Mardi et mercredi, alors que les forces de l’ordre tentaient d’empêcher les manifestations des syndicats autonomes et des étudiants, les manifestants scandaient « Koul youm massira !» (Chaque jour une marche) en réponse aux jets des canons à eau et des tirs de grenades lacrymogènes. Pendant ces deux jours, malgré les tentatives des forces de l’ordre de les empêcher de marcher, les manifestants sont restés pacifiques comme à leur habitude. Aucun jet de projectile n’a été constaté de la part des manifestants qui continuent, malgré tout, à scander « silmia ! silmia ! » (Pacifique ! pacifique !) et « chorta ou chaâb khawa khawa ! » (Police et peuple sont frères).

Quelle réponse du peuple au pouvoir ?

Pour répondre aux revendications que le peuple algérien a exprimées par de nombreuses manifestations impressionnantes par leur ampleur et leur pacifisme, le pouvoir a mis à la place de Bouteflika Abdelkader Bensalah et a maintenu le gouvernement Bedoui et Tayeb Belaiz à la tête du Conseil constitutionnel. « Insuffisant ! Nous voulons qu’ils partent tous ! », hurlent les manifestants depuis deux semaines. « Revendications irréalisables », lui a répondu le chef de l’état-major Gaid Salah dans son dernier communiqué, insistant sur l’application de la solution constitutionnelle.

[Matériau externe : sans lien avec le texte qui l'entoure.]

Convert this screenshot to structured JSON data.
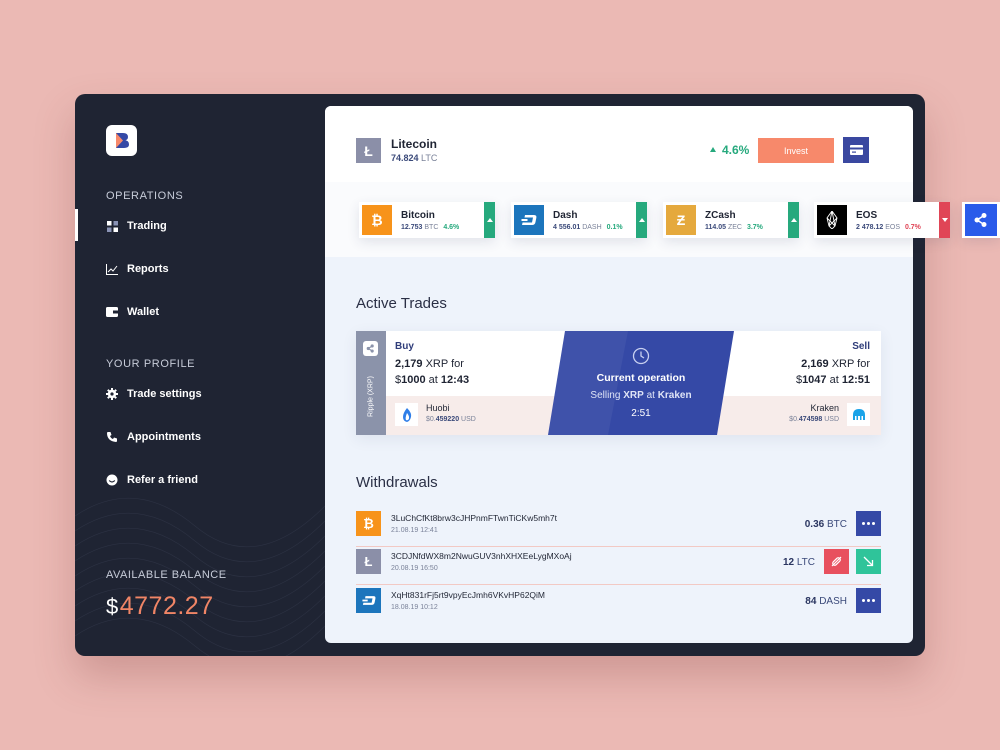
{
  "sidebar": {
    "operations_title": "OPERATIONS",
    "profile_title": "YOUR PROFILE",
    "items": [
      {
        "label": "Trading",
        "icon": "grid-icon"
      },
      {
        "label": "Reports",
        "icon": "chart-icon"
      },
      {
        "label": "Wallet",
        "icon": "wallet-icon"
      },
      {
        "label": "Trade settings",
        "icon": "gear-icon"
      },
      {
        "label": "Appointments",
        "icon": "phone-icon"
      },
      {
        "label": "Refer a friend",
        "icon": "smile-icon"
      }
    ],
    "balance_label": "AVAILABLE BALANCE",
    "balance_currency": "$",
    "balance_value": "4772.27"
  },
  "header": {
    "coin_name": "Litecoin",
    "coin_amount": "74.824",
    "coin_unit": "LTC",
    "change": "4.6%",
    "invest_label": "Invest"
  },
  "coins": [
    {
      "name": "Bitcoin",
      "amount": "12.753",
      "unit": "BTC",
      "change": "4.6%",
      "dir": "up",
      "color": "#f7931a"
    },
    {
      "name": "Dash",
      "amount": "4 556.01",
      "unit": "DASH",
      "change": "0.1%",
      "dir": "up",
      "color": "#1c75bc"
    },
    {
      "name": "ZCash",
      "amount": "114.05",
      "unit": "ZEC",
      "change": "3.7%",
      "dir": "up",
      "color": "#e5a93d"
    },
    {
      "name": "EOS",
      "amount": "2 478.12",
      "unit": "EOS",
      "change": "0.7%",
      "dir": "down",
      "color": "#000000"
    }
  ],
  "active_trades": {
    "title": "Active Trades",
    "side_label": "Ripple (XRP)",
    "buy": {
      "label": "Buy",
      "amount": "2,179",
      "text1": "XRP for",
      "price": "1000",
      "at": "at",
      "time": "12:43",
      "currency": "$"
    },
    "sell": {
      "label": "Sell",
      "amount": "2,169",
      "text1": "XRP for",
      "price": "1047",
      "at": "at",
      "time": "12:51",
      "currency": "$"
    },
    "buy_exchange": {
      "name": "Huobi",
      "price_prefix": "$0.",
      "price_bold": "459220",
      "unit": "USD"
    },
    "sell_exchange": {
      "name": "Kraken",
      "price_prefix": "$0.",
      "price_bold": "474598",
      "unit": "USD"
    },
    "current": {
      "title": "Current operation",
      "sub_prefix": "Selling",
      "sub_bold": "XRP",
      "sub_mid": "at",
      "sub_exchange": "Kraken",
      "time": "2:51"
    }
  },
  "withdrawals": {
    "title": "Withdrawals",
    "rows": [
      {
        "address": "3LuChCfKt8brw3cJHPnmFTwnTiCKw5mh7t",
        "date": "21.08.19 12:41",
        "amount": "0.36",
        "unit": "BTC",
        "icon_color": "#f7931a"
      },
      {
        "address": "3CDJNfdWX8m2NwuGUV3nhXHXEeLygMXoAj",
        "date": "20.08.19 16:50",
        "amount": "12",
        "unit": "LTC",
        "icon_color": "#8b8fa8"
      },
      {
        "address": "XqHt831rFj5rt9vpyEcJmh6VKvHP62QiM",
        "date": "18.08.19 10:12",
        "amount": "84",
        "unit": "DASH",
        "icon_color": "#1c75bc"
      }
    ]
  },
  "colors": {
    "accent": "#f7896b",
    "brand": "#3549a6",
    "up": "#26a97d",
    "down": "#e04556"
  }
}
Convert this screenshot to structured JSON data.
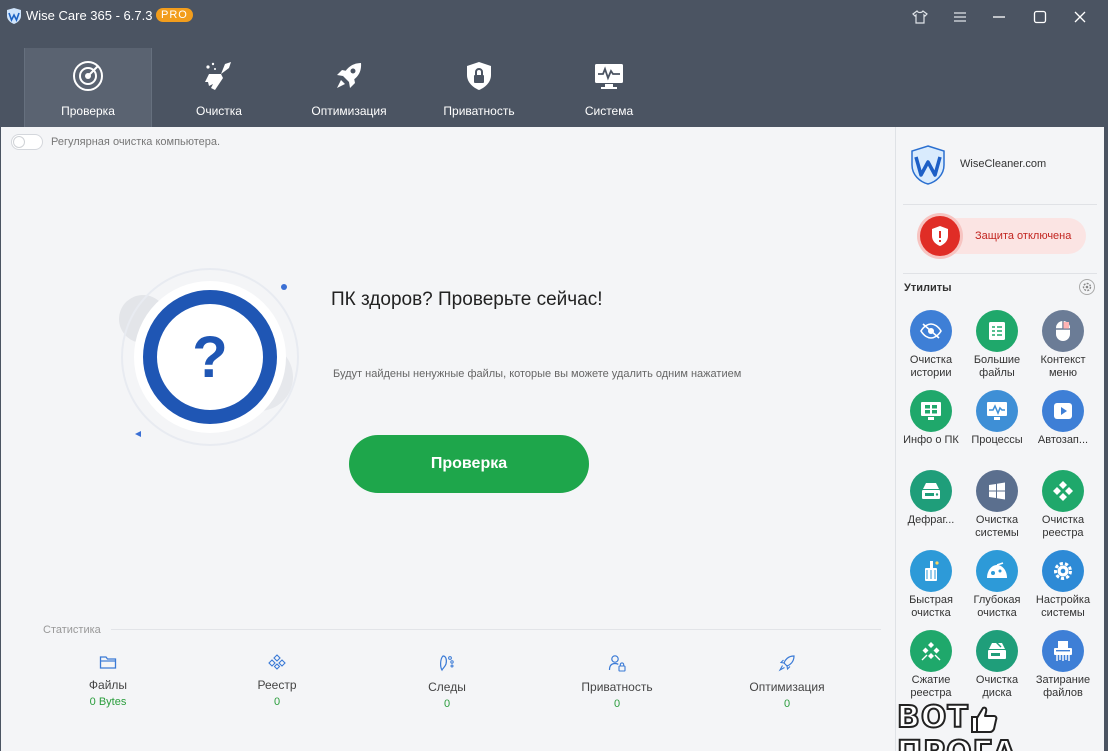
{
  "window": {
    "title": "Wise Care 365 - 6.7.3",
    "badge": "PRO"
  },
  "nav": {
    "tabs": [
      {
        "label": "Проверка",
        "icon": "radar-icon",
        "active": true
      },
      {
        "label": "Очистка",
        "icon": "broom-icon",
        "active": false
      },
      {
        "label": "Оптимизация",
        "icon": "rocket-icon",
        "active": false
      },
      {
        "label": "Приватность",
        "icon": "shield-lock-icon",
        "active": false
      },
      {
        "label": "Система",
        "icon": "monitor-icon",
        "active": false
      }
    ]
  },
  "main": {
    "toggle_label": "Регулярная очистка компьютера.",
    "toggle_on": false,
    "headline": "ПК здоров? Проверьте сейчас!",
    "subtext": "Будут найдены ненужные файлы, которые вы можете удалить одним нажатием",
    "scan_button": "Проверка",
    "accent_color": "#1ea64b"
  },
  "stats": {
    "title": "Статистика",
    "items": [
      {
        "label": "Файлы",
        "value": "0 Bytes",
        "icon": "folder-icon"
      },
      {
        "label": "Реестр",
        "value": "0",
        "icon": "registry-icon"
      },
      {
        "label": "Следы",
        "value": "0",
        "icon": "footprints-icon"
      },
      {
        "label": "Приватность",
        "value": "0",
        "icon": "user-lock-icon"
      },
      {
        "label": "Оптимизация",
        "value": "0",
        "icon": "rocket-icon"
      }
    ]
  },
  "sidebar": {
    "brand": "WiseCleaner.com",
    "protection_status": "Защита отключена",
    "utilities_title": "Утилиты",
    "tools": [
      {
        "label": "Очистка\nистории",
        "icon": "eye-off-icon",
        "color": "#3e7fd6"
      },
      {
        "label": "Большие\nфайлы",
        "icon": "files-icon",
        "color": "#1fa86b"
      },
      {
        "label": "Контекст\nменю",
        "icon": "mouse-icon",
        "color": "#6b7c96"
      },
      {
        "label": "Инфо о ПК",
        "icon": "pc-info-icon",
        "color": "#1fa86b"
      },
      {
        "label": "Процессы",
        "icon": "process-monitor-icon",
        "color": "#3e8fd6"
      },
      {
        "label": "Автозап...",
        "icon": "play-icon",
        "color": "#3e7fd6"
      },
      {
        "label": "Дефраг...",
        "icon": "defrag-icon",
        "color": "#1f9e7a"
      },
      {
        "label": "Очистка\nсистемы",
        "icon": "windows-icon",
        "color": "#5b6f8e"
      },
      {
        "label": "Очистка\nреестра",
        "icon": "registry-clean-icon",
        "color": "#1fa86b"
      },
      {
        "label": "Быстрая\nочистка",
        "icon": "quick-clean-icon",
        "color": "#2d9ad8"
      },
      {
        "label": "Глубокая\nочистка",
        "icon": "deep-clean-icon",
        "color": "#2d9ad8"
      },
      {
        "label": "Настройка\nсистемы",
        "icon": "gear-icon",
        "color": "#2d8ad6"
      },
      {
        "label": "Сжатие\nреестра",
        "icon": "registry-compress-icon",
        "color": "#1fa86b"
      },
      {
        "label": "Очистка\nдиска",
        "icon": "disk-clean-icon",
        "color": "#1f9e7a"
      },
      {
        "label": "Затирание\nфайлов",
        "icon": "shredder-icon",
        "color": "#3e7fd6"
      }
    ]
  },
  "watermark": {
    "left": "BOT",
    "right": "ПРОГА"
  }
}
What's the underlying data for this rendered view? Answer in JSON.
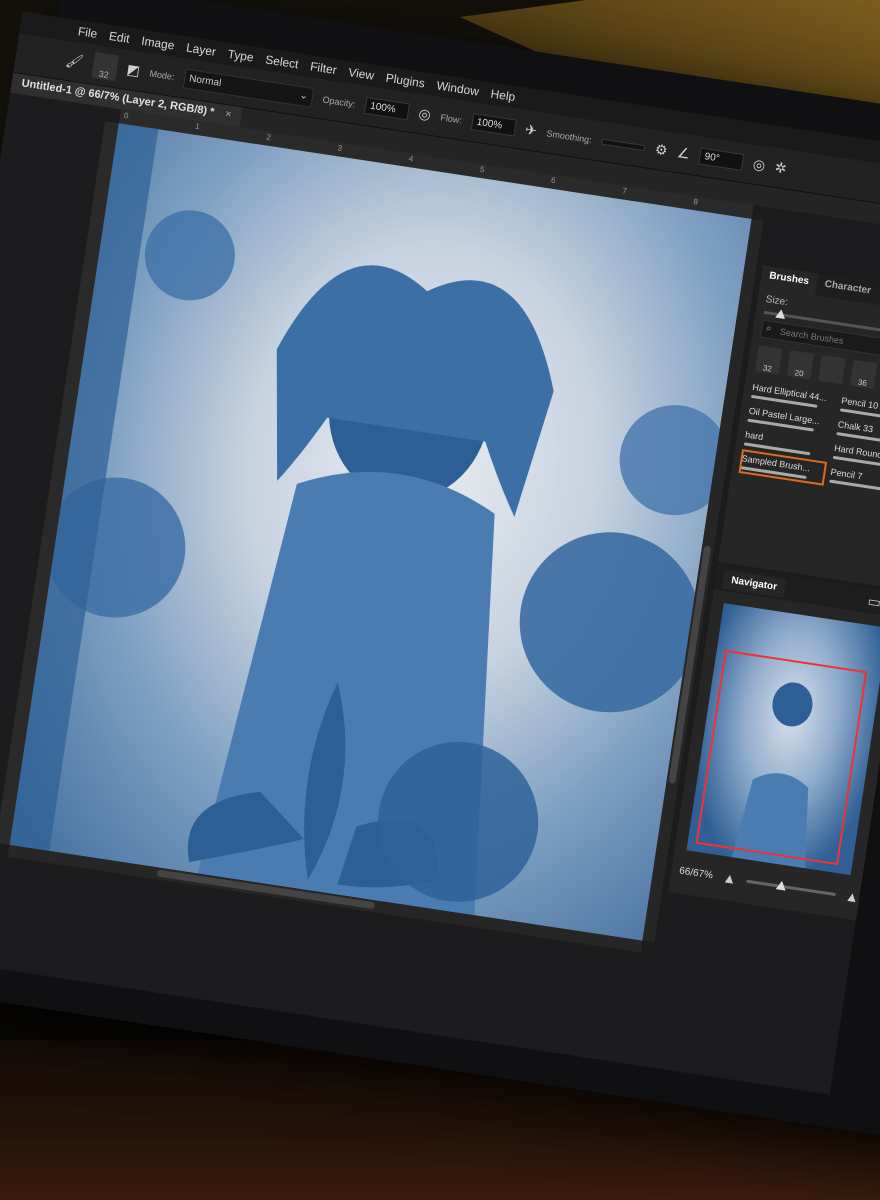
{
  "menu": [
    "File",
    "Edit",
    "Image",
    "Layer",
    "Type",
    "Select",
    "Filter",
    "View",
    "Plugins",
    "Window",
    "Help"
  ],
  "options": {
    "brush_size": "32",
    "mode_label": "Mode:",
    "mode_value": "Normal",
    "opacity_label": "Opacity:",
    "opacity_value": "100%",
    "flow_label": "Flow:",
    "flow_value": "100%",
    "smoothing_label": "Smoothing:",
    "angle_value": "90°"
  },
  "document_tab": {
    "title": "Untitled-1 @ 66/7% (Layer 2, RGB/8) *",
    "close": "×"
  },
  "ruler": [
    "0",
    "1",
    "2",
    "3",
    "4",
    "5",
    "6",
    "7",
    "8"
  ],
  "brushes_panel": {
    "tabs": [
      "Brushes",
      "Character"
    ],
    "size_label": "Size:",
    "search_placeholder": "Search Brushes",
    "preset_sizes": [
      "32",
      "20",
      "36",
      "48"
    ],
    "brushes": [
      {
        "name": "Hard Elliptical 44..."
      },
      {
        "name": "Pencil 10"
      },
      {
        "name": "Oil Pastel Large..."
      },
      {
        "name": "Chalk 33"
      },
      {
        "name": "hard"
      },
      {
        "name": "Hard Round"
      },
      {
        "name": "Sampled Brush..."
      },
      {
        "name": "Pencil 7"
      }
    ],
    "selected_brush": "Sampled Brush..."
  },
  "navigator": {
    "title": "Navigator",
    "zoom": "66/67%"
  },
  "colors": {
    "accent_selection": "#e06a20",
    "navigator_box": "#e33333"
  }
}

La réponse des Algériens se fera entendre ce vendredi et dès à présent, il est possible de la deviner. Des « Non ! » unanimes seront opposés à la présidence Bensalah, au gouvernement Bedoui et à Tayeb Belaiz. Les trois B seront sans doute les cibles des slogans des manifestants partout dans le pays ce vendredi et une réponse sera apportée à Gaid Salah également. Concernant ce dernier, les Algériens sont moins unanimes que sur les autres questions. Ils sont partagés entre soutien au chef de l’armée dans une supposée lutte contre « l’État profond », des appels à agir plus concrètement en aidant au départ réel des symboles du système Bouteflika alors que d’autres voient en lui une partie du problème. Beaucoup d’Algériens voient en l’armée l’institution qui peut accélérer, voire forcer les choses, comme elle l’a fait lorsqu’elle a précipité le départ de Bouteflika.

Quelle que soit la réponse que donneront les Algériens au pouvoir ce vendredi, il est certain qu’elle sera, comme depuis le 22 février, imposante, au vu des innombrables appels anonymes ou identifiés à marcher, claire et pacifique, malgré les doutes qui commencent à planer sur la suite des événements et le risque répressif.

Depuis le début du mouvement, beaucoup de choses ont changé, beaucoup de partis, d’organisations, de personnalités et d’institutions ont changé radicalement de position mais le peuple semble, lui, être la seule constante, aussi bien dans la forme de son action, pacifique et joyeuse que dans le message qu’il envoie : départ du système et restitution de la légitimité au seul peuple.